The classics really do have their mega-fans. Chuckles and guffaws are thrown at the stage like a downpour of die on a poker table and my neighbour looks fit to burst with delighted glee. Guys and Dolls may be over 60 years old but it seems its appeal will never, ever flounder.
This “musical fable of Broadway” came off the back of WWII and smack into a time when optimism and fantasy were society’s new life choices – even if they didn’t know it yet. Guys and Dolls is steeped in tradition, with many claiming it stands the test of time, despite it gloating in an old-fashioned, albeit good-natured glow. Perhaps this is why it is so warmly received. Characters, reportedly based on real people, appear stereotypical, like Big Jule whose very presence is the epitome of the gangster – the one we associate with those old movies and, more recently, Martin Scorsese movies. Or there’s the charmer and the heroine who fights his advances, but inevitably is too powerless to resist. Of course there’s also Frank Loesser’s score and vastly impressive choreography that really has stood the test of time and could put many current West End musicals to shame.
The long, appreciative applauses that greet the majority of Guys and Dolls proves its stint at new home the Phoenix theatre will inevitably be a successful one – especially if the deafening roar that threatens to implode the building after ‘Sit Down, You’re Rockin’ The Boat’ is anything to go by.

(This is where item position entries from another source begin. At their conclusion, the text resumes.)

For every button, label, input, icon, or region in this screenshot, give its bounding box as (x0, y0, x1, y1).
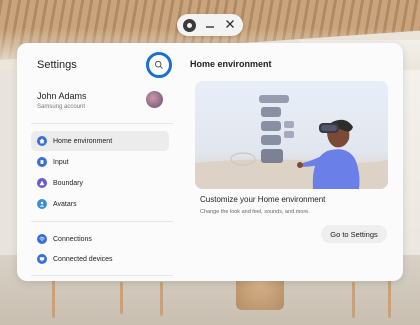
home-icon (37, 136, 47, 146)
home-environment-image (195, 81, 388, 189)
minimize-icon[interactable] (203, 18, 217, 32)
chair-leg (120, 282, 123, 314)
sidebar-item-label: Input (53, 158, 69, 166)
window-controls (177, 14, 243, 36)
sidebar-item-label: Avatars (53, 200, 77, 208)
sidebar-item-label: Connections (53, 235, 92, 243)
chair-leg (52, 280, 55, 318)
content-area: Home environment Customize your Home env… (189, 43, 403, 281)
close-icon[interactable] (223, 18, 237, 32)
divider (31, 221, 173, 222)
sidebar-item-boundary[interactable]: Boundary (31, 173, 169, 193)
avatar[interactable] (146, 91, 163, 108)
app-icon[interactable] (183, 18, 196, 32)
chair-leg (160, 282, 163, 316)
sidebar-item-connected-devices[interactable]: Connected devices (31, 249, 169, 269)
sidebar-item-avatars[interactable]: Avatars (31, 194, 169, 214)
input-icon (37, 157, 47, 167)
search-button[interactable] (146, 52, 172, 78)
chair-leg (388, 280, 391, 318)
divider (31, 275, 173, 276)
customize-title: Customize your Home environment (200, 195, 326, 204)
sidebar-item-input[interactable]: Input (31, 152, 169, 172)
page-title: Home environment (190, 59, 272, 69)
sidebar-item-home-environment[interactable]: Home environment (31, 131, 169, 151)
hero-illustration (195, 81, 388, 189)
avatar-icon (37, 199, 47, 209)
sidebar: Settings John Adams Samsung account Home… (17, 43, 189, 281)
search-icon (154, 60, 163, 69)
wifi-icon (37, 234, 47, 244)
account-subtitle: Samsung account (37, 104, 86, 110)
chair-leg (352, 282, 355, 318)
sidebar-item-label: Home environment (53, 137, 113, 145)
sidebar-item-label: Connected devices (53, 255, 113, 263)
sidebar-title: Settings (37, 59, 77, 71)
settings-panel: Settings John Adams Samsung account Home… (17, 43, 403, 281)
go-to-settings-button[interactable]: Go to Settings (321, 225, 387, 243)
devices-icon (37, 254, 47, 264)
customize-subtitle: Change the look and feel, sounds, and mo… (200, 209, 310, 215)
divider (31, 123, 173, 124)
sidebar-item-connections[interactable]: Connections (31, 229, 169, 249)
boundary-icon (37, 178, 47, 188)
sidebar-item-label: Boundary (53, 179, 83, 187)
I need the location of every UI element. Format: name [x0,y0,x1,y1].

Whilst Peter McKintosh’s staging is indeed a spectacle – we are instantly greeted with the beautiful chaos of Broadway – there are often moments where it feels too much for the space itself. True, some of the production doesn’t need an epic stage, but the grand dance numbers do. Act One’s ‘Havana’ flings itself around like an octopus on speed as does Act Two’s ‘Luck Be a Lady’. They work great and impress everyone, but I can’t help feel a larger space would have created something special.
Taking over from Jamie Parker, Oliver Tompsett is a sizzling, charismatic Sky Masterson. Samantha Spiro (replacing the hilarious Sophie Thompson) is a delight opposite Richard King’s Nathan Detroit, easily spouting off line after funny line. Carlos Acosta and Andrew Wright’s choreography is sensationally advanced, graceful and fluid. ‘Havana’ certainly wakes you up with sexy sass.
The script does feel outdated, as does the easy comedy, but the good-natured and cool intent lets it off. If you’re a fan of the ‘classic’ style of musical or the show itself then a treat you will indeed be in for. This not your type of theatre? Then it may feel a tad dull, though the dance numbers are just waiting to be appreciated with sore, sore hands.